Columbus, Ohio — An Ohio State University trustee who thought football coach Urban Meyer deserved more than a three-game suspension and resigned from the board over it said Thursday that he was alone in advocating a stiffer penalty when trustees discussed the matter.
Former board chairman Jeffrey Wadsworth resigned after Ohio State suspended Meyer and athletic director Gene Smith last week following a two-week investigation, which found they had tolerated bad behavior for years from a now-fired assistant coach also accused of but not charged with domestic violence.
Wadsworth told the New York Times on Thursday that he felt Meyer hadn’t demonstrated “high-integrity behavior” and that the findings of the investigation “raised an issue of standards, values – not how many games someone should be suspended for.”
The findings included that Meyer should have told university officials about domestic violence allegations made against the assistant in 2015 and that Meyer intentionally misled reporters about what he knew when asked about the matter this summer. Trustees met to discuss those findings on Aug. 22.

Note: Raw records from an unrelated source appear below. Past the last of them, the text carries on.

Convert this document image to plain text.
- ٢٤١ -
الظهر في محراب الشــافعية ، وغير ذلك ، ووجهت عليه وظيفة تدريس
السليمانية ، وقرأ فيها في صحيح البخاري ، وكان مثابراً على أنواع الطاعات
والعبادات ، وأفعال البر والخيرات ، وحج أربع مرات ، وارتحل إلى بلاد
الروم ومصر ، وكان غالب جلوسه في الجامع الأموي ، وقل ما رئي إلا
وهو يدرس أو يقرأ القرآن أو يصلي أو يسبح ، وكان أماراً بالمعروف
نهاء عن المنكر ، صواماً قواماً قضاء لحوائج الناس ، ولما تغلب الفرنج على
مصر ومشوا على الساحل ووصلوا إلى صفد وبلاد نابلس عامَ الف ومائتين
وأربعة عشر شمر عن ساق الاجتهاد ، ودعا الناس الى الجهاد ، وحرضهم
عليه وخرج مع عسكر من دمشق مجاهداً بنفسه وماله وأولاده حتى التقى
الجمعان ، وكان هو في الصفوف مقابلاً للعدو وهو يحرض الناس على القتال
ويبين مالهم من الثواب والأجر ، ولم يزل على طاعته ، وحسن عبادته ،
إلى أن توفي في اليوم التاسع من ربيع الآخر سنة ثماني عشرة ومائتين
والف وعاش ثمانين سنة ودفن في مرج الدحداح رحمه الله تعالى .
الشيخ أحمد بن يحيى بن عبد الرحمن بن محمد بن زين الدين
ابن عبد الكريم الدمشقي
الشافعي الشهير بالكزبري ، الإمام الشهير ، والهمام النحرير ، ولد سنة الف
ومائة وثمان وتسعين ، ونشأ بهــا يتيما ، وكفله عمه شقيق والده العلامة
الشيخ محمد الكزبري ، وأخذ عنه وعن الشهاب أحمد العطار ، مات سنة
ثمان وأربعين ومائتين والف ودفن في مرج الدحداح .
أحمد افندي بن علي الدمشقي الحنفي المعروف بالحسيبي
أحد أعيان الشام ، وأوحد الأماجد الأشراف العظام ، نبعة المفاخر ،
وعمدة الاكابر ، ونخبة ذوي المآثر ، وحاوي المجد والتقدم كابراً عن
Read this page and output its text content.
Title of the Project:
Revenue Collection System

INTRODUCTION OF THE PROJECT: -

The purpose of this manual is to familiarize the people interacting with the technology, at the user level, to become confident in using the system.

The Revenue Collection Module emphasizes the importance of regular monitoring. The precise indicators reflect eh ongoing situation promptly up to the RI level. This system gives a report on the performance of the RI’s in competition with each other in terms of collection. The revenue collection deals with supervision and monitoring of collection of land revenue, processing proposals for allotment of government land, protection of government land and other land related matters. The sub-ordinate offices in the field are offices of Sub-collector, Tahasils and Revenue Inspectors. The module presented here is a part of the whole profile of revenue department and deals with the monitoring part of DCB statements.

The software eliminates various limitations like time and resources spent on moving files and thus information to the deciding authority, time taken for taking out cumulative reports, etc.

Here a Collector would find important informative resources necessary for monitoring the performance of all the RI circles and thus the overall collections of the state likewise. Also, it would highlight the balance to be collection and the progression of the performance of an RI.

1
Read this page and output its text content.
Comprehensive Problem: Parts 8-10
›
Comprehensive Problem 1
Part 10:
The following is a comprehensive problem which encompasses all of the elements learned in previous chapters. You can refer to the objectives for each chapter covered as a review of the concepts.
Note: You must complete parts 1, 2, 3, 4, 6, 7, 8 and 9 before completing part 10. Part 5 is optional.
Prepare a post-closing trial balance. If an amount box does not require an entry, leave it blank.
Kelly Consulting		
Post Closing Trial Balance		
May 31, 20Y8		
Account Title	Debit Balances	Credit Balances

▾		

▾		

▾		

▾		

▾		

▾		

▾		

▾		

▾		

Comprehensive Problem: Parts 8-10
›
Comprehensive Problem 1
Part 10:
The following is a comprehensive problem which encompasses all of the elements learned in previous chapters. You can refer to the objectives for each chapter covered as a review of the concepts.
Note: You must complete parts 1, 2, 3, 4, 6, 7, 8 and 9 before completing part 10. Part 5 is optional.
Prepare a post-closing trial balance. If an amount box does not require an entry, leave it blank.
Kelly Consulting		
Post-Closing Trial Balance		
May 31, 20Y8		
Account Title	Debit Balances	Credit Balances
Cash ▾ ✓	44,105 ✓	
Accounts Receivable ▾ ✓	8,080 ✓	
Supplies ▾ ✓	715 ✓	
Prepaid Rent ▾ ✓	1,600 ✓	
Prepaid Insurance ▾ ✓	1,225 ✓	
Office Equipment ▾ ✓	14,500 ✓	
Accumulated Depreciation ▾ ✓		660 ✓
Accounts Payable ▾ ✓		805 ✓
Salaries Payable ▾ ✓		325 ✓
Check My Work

Wadsworth told the newspaper he left the daylong meeting at lunch, learned of President Michael Drake’s resulting decision after it was publicized, and resigned that night.
He wouldn’t comment further about that move when reached by The Associated Press. He also isn’t sharing others details about the trustees’ private discussions on the matter, and no other members of the board have done so.
In a statement Thursday, Ohio State said the trustees and Drake “had a frank and comprehensive discussion last week” and that “a wide variety of perspectives were expressed in reaching a consensus.”
The school said Wadsworth, a retired president of Battelle Memorial Institute, was “an exceptionally valuable member of the board,” where he’d served since 2010.
The Meyer discussion certainly wasn’t his first involving the professional fate of a scrutinized employee with many fans. Wadsworth was board chairman in 2014 when Drake decided to fire marching band director Jonathan Waters after an investigation uncovered band traditions and rituals that were racy, raunchy or suggestive. Waters said he’d been trying to change such activities, but Drake and the university insisted that Waters controlled the band and answered for its practices, even those that came from old traditions.